I'm not sure I agree with this. InstCombine/InstructionSimplify are also very complex, and if you look at my reply to Michael, simplifying these cases is not straightforward. I don't think we want, or can, have InstCombine be an "un-vectorizer". I just doesn't make sense to vectorize these trivial induction variables in the first place.

================
Comment at: lib/Transforms/Vectorize/LoopVectorize.cpp:2189
@@ +2188,3 @@
+
+  // We can't create a vector with less than two elements.
+  assert(VF > 1 && "VF should be greater than one");
----------------
mkuper wrote:
> mssimpso wrote:
> > mkuper wrote:
> > > mssimpso wrote:
> > > > mkuper wrote:
> > > > > This looks a bit weird to me.Do you have a test-case where this works, but instcombine fails to simplify the regular step vector?
> > > > > Perhaps it would be better to fix instcombine, I can look into it.
> > > > > 
> > > > > In any case, that shouldn't block the rest of the patch - (a) not widening the phi when the uses are trivial, and (b) using the scalarized step vector instead of the regular one should be independently good, right?
> > > > > This looks a bit weird to me.Do you have a test-case where this works, but instcombine fails to simplify the regular step vector?
> > > > 
> > > > Sure.

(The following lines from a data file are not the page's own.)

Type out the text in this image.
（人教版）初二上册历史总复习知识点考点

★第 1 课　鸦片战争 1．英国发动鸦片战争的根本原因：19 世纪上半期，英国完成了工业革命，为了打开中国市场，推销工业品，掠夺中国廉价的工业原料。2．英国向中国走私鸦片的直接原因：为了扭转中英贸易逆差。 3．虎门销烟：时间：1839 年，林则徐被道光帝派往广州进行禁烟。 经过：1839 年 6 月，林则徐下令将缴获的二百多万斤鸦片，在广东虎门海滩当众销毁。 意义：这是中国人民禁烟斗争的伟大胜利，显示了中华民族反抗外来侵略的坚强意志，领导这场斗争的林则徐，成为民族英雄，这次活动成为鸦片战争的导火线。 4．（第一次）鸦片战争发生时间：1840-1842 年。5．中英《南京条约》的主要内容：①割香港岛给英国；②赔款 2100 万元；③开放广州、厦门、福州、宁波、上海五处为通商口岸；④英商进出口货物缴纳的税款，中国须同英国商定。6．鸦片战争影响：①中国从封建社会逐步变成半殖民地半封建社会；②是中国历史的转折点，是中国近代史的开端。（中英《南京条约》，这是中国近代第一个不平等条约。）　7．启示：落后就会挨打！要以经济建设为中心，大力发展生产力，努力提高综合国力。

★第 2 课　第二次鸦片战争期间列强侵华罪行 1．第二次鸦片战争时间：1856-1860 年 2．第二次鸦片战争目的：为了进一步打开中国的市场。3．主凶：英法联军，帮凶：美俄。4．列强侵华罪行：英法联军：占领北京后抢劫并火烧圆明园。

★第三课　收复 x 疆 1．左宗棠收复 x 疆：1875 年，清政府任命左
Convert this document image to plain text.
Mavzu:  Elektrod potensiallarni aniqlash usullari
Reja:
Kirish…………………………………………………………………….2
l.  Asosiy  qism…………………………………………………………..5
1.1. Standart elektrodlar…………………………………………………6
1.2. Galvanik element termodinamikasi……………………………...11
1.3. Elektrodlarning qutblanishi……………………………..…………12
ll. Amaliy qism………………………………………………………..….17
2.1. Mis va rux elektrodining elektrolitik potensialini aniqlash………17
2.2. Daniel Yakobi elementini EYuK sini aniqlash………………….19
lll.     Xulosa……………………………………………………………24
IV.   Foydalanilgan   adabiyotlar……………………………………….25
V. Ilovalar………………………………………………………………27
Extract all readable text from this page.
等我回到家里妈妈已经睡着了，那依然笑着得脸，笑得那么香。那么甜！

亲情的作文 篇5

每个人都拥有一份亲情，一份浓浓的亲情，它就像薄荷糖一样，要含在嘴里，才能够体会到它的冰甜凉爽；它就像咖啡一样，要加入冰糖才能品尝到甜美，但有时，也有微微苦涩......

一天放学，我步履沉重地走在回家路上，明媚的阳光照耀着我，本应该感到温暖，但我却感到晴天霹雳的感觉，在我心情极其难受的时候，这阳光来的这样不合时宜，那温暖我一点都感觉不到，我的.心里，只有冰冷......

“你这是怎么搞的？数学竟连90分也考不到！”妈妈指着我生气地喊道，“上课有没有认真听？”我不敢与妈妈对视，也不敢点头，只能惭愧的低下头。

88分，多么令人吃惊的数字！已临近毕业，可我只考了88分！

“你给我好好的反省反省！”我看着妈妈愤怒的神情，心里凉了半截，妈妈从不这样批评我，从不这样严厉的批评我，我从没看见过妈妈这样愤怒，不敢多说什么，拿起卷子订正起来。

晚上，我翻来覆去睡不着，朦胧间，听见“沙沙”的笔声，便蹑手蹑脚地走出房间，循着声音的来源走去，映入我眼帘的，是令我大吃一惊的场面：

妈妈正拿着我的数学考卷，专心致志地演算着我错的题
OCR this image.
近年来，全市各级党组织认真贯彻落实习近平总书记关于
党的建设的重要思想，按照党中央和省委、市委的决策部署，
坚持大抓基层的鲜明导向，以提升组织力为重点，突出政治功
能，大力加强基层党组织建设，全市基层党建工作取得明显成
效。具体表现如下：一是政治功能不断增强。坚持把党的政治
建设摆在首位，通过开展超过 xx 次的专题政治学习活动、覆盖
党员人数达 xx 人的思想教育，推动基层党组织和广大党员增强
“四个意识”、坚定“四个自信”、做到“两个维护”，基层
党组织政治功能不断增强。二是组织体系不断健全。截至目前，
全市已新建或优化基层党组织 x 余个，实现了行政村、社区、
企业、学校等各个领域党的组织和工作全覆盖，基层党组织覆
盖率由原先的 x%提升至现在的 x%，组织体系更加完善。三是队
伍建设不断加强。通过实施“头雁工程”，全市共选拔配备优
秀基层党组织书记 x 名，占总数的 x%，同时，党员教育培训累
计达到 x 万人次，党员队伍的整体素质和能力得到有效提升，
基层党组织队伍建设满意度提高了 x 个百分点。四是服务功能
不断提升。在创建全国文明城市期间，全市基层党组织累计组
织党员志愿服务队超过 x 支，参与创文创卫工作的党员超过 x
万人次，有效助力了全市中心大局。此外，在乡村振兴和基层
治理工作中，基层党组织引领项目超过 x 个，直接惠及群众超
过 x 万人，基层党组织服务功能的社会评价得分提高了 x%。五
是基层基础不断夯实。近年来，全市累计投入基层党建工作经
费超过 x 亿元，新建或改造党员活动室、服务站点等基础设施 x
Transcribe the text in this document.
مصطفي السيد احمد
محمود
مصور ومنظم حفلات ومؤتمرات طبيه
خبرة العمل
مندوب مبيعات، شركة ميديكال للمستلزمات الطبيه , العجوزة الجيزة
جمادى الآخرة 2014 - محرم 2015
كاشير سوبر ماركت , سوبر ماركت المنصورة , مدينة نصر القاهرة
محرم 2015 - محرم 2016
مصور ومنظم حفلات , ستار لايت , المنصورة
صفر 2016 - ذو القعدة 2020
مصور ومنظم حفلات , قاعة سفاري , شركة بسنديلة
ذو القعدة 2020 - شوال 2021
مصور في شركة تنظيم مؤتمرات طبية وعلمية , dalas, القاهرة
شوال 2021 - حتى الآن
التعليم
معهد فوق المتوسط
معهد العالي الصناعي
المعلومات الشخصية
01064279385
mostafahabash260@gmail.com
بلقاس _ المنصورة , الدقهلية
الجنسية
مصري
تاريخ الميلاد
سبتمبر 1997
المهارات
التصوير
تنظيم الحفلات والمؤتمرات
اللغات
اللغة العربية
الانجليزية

Here's a simple example with interleaved access vectorization enabled.
> > > > 
> > > > In the test case below, if we use the regular step vector, we end up creating unneeded splat inserts and extracts inside the loop. A scalar induction variable is definitely preferable here since we don't do anything exciting with it.
> > > > 
> > > > ```
> > > > 
> > > > ; opt -S < %s -loop-vectorize -force-vector-width=2 -force-vector-interleave=2 -enable-interleaved-mem-accesses -instcombine
> > > > target datalayout = "e-m:e-i64:64-i128:128-n32:64-S128"
> > > > target triple = "aarch64--linux-gnu"
> > > > 
> > > > %pair = type { i64, i64 }
> > > > define void @interleaved(%pair *%p, i64 %y, i64 %n) {
> > > > entry:
> > > >   br label %for.body
> > > > 
> > > > for.body:
> > > >   %i  = phi i64 [ %i.next, %for.body ], [ 0, %entry ]
> > > >   %f1 = getelementptr inbounds %pair, %pair* %p, i64 %i, i32 1
> > > >   %r0 = load i64, i64* %f1, align 8
> > > >   %r3 = xor i64 %r0, %y
> > > >   store i64 %r3, i64* %f1, align 8
> > > >   %i.next = add nuw nsw i64 %i, 1
> > > >   %cond = icmp slt i64 %i.next, %n
> > > >   br i1 %cond, label %for.body, label %for.end
> > > > 
> > > > for.end:
> > > >   ret void
> > > > }
> > > > ```
> > > > 
> > > > I've seen other cases with what I've been working on that lead me to believe fixing this kind of thing in InstCombine is not going to be that fruitful. Things get very ugly when interleaved access vectorization is enabled with conditional stores vectorization, for example. I think it's better to do the right thing at the outset.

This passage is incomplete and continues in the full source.